You literally just made my flesh crawl.
just had a super intense, drunken debate about which blink182 member is the most fuckable. i got so mad i left the room. new low.
I have been thinking about it and I am really glad we decided to order helmets.
Dude. Creed is coming in september.
We're no longer friends.
70 feet underwater and I sharted my wetsuit, Tide pen won't clean this up.
what you doin?
I just woke up vomited poured myself a chocolate milk and turned on the peoples court. you?
reread what you just wrote and reconsider your entire life
From the trajectory of the puke, I must have fallen off the top bunk while trying to vomit, due to the dented bucket, ruined carpet, and bruised dignity I now own.
On second thought, trying to signify she was a butter face by wiping my bagel on her cheek may not have been in my best of interests
i jsut feel off the bus, but its ok the driver let me back on. a woman hid her baby from me..
If I were you I'd use my green card to do more coke and less talking
he gifted me a vibrator as he was breaking up with me. you tell me how my night went
Paris has not been good for her.
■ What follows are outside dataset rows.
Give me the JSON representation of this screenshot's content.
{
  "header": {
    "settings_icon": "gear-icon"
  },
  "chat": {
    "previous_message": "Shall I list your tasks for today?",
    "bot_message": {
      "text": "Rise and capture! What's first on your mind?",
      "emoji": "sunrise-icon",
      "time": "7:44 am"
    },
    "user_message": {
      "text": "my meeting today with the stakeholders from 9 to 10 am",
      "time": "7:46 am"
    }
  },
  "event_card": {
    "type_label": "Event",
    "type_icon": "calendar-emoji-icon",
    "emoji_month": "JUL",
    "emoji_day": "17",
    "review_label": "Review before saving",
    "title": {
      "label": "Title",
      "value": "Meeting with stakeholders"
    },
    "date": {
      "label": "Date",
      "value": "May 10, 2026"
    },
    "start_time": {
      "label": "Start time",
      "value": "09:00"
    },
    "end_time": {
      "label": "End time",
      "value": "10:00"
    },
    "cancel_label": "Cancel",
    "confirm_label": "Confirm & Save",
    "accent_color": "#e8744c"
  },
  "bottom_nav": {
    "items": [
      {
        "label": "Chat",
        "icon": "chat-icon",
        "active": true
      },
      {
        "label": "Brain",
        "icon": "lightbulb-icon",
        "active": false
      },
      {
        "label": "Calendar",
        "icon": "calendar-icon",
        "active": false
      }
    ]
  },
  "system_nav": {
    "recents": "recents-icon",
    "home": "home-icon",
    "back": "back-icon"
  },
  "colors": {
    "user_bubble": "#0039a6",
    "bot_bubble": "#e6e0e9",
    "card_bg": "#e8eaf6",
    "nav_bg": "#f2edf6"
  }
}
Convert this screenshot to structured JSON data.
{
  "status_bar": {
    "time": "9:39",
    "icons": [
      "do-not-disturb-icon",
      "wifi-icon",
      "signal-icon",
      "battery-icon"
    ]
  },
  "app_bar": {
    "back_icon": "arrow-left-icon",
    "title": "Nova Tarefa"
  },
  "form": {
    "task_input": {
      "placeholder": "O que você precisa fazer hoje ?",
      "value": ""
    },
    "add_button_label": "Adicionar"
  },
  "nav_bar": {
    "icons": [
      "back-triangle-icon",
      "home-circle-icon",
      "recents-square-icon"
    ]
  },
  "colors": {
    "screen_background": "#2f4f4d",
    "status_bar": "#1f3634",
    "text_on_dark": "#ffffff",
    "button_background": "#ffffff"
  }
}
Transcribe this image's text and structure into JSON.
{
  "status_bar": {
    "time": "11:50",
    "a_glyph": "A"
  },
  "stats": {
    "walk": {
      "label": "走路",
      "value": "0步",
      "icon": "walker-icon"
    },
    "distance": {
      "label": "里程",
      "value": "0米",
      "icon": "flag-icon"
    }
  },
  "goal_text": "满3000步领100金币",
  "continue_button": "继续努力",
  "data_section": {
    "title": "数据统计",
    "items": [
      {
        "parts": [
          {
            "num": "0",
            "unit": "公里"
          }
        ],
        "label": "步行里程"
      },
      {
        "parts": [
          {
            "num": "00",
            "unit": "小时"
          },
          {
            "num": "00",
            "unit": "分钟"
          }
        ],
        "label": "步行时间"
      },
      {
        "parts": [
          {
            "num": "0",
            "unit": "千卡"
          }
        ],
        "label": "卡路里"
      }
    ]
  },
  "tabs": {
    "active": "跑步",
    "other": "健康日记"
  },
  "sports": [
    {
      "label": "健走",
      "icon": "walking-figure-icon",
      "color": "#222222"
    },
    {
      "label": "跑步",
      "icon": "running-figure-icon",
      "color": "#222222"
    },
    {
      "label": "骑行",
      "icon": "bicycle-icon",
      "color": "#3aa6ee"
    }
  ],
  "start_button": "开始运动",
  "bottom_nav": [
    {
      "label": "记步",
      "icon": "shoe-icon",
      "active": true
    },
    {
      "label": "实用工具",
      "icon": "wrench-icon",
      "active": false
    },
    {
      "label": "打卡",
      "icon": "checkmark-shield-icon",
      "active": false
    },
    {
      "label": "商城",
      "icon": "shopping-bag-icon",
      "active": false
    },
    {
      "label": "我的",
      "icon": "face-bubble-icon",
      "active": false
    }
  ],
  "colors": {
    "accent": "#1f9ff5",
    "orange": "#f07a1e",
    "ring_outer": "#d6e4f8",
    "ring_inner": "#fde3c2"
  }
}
Everytime she has a one night stand from a different country, she buys a mini flag and tapes it to her wall with the others
how do you casually eat pancakes with someone after they send you an unsolicited dick pic?
you don't. it's the point of no return for pancake enjoyment.
Wait. We seriously played strip beer pong at the bar last night. Who said I never came up with good ideas
My life has come down to me literally sitting on an uncrustables trying to defrost it because I’m drunk alone and hungry.